La chute brutale des cours du pétrole, enregistrée ces derniers jours, a fait réagir le gouvernement algérien. Le prix du baril du Brent est passé sous la barre des 33 dollars et l'inquiétude commence à se faire sentir en Algérie. Mais le ministre de l'Energie, Mohamed Arkab, se veut rassurant dans une déclaration faite, lundi 9 mars, sur le site arabophone Ennahar.

« Je rassure le peuple algérien que la crise sera contenue », a affirmé Mohamed Arkab. Il a ajouté que « le ministère travaillera jour et nuit pour surmonter cette crise qui a frappé les prix du pétrole, fortement affectés par la propagation du coronavirus ». Il rappellera que le monde a déjà vécu une crise similaire en 2014 quand le prix du baril de pétrole a atteint 20 dollars.

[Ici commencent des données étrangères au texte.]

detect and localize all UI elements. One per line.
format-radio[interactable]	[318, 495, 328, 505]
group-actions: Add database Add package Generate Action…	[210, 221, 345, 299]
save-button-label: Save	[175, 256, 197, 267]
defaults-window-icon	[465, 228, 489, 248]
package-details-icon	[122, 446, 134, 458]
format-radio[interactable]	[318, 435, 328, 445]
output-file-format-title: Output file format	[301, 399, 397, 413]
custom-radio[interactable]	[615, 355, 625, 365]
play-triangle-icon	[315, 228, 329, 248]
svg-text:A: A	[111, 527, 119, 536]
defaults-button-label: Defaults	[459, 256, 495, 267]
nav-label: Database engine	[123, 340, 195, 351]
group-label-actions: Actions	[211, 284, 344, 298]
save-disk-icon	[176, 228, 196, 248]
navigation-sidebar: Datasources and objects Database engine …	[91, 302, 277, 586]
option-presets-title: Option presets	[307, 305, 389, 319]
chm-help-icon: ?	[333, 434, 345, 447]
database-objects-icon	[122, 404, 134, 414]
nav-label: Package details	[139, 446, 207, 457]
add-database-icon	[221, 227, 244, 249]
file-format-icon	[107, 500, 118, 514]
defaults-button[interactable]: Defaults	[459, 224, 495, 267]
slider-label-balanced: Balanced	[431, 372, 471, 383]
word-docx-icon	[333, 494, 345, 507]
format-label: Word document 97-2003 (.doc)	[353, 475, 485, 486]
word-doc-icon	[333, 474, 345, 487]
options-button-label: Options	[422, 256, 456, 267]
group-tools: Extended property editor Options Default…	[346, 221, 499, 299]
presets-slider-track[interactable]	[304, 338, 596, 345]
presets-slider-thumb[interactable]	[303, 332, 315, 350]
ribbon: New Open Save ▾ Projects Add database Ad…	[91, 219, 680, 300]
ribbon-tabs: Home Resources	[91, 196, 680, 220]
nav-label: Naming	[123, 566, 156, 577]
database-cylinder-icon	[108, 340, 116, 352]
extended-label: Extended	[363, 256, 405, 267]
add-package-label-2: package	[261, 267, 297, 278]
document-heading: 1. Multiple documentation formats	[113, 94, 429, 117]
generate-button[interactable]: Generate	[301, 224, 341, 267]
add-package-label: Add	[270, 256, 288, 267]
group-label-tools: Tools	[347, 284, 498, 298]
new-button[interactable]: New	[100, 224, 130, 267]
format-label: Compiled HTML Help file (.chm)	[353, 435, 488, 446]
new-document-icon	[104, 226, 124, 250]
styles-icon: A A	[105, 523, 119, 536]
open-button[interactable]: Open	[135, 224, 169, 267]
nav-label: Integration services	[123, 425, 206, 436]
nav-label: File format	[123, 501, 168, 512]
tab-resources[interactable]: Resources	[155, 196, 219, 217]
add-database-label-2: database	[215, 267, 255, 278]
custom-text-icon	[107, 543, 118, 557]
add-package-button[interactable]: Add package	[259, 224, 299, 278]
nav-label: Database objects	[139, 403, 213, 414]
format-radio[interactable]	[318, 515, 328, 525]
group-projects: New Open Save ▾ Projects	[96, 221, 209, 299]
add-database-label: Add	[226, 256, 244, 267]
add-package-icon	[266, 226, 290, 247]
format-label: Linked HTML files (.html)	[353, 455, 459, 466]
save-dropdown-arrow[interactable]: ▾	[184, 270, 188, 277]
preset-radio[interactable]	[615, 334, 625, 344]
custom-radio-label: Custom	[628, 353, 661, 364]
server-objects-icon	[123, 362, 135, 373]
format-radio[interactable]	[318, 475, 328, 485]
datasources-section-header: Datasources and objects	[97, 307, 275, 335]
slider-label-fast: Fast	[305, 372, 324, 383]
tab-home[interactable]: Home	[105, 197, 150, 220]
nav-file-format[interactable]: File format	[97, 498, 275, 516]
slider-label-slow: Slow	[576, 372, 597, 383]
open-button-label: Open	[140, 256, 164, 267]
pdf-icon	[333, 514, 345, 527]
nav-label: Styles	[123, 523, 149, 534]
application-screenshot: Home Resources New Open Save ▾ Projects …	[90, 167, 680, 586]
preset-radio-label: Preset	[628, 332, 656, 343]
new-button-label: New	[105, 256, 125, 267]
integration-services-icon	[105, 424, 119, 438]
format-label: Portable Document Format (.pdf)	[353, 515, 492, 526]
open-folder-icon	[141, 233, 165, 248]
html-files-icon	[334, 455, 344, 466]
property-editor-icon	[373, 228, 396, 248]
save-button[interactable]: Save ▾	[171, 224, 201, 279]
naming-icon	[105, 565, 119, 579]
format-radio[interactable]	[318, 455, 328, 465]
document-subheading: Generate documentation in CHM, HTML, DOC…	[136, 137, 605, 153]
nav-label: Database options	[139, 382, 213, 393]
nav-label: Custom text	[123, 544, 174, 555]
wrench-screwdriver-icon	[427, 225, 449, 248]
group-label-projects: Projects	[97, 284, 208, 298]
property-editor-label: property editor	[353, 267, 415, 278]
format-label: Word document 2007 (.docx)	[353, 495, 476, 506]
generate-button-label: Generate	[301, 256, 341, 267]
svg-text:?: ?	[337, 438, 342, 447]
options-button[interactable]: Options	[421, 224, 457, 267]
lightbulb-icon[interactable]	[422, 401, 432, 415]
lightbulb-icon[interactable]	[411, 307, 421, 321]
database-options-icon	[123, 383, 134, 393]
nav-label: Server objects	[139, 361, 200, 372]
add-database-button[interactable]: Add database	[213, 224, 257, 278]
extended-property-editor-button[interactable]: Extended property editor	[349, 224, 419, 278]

Mais « grâce aux rencontres et aux consultations, nous sommes arrivés en 2016 à l'accord d'Alger, resté valable à ce jour », a encore précisé le ministre.

Expliquant la situation, Mohamed Arkab a estimé que la répercussion de la propagation du coronavirus a été importante sur les prix du pétrole sur le marché mondial. « Le monde a enregistré un recul important de la demande de pétrole, ce qui a entraîné l'effondrement des prix », a-t-il souligné, précisant que les consultations se poursuivent à ce jour, et ce, depuis la fin de la réunion de l'OPEP, vendredi dernier.

Il a, en outre, indiqué que le chef de l'Etat Abdelmadjid Tebboune suit de près l'évolution des prix du pétrole sur le marché mondial. Le Président a donné des instructions « strictes » dans le sens d'un suivi rigoureux de l'évolution du marché pétrolier mondial. « Il a ordonné de l'informer de tous les développements liés au prix du pétrole et à la propagation du coronavirus », a-t-il ajouté.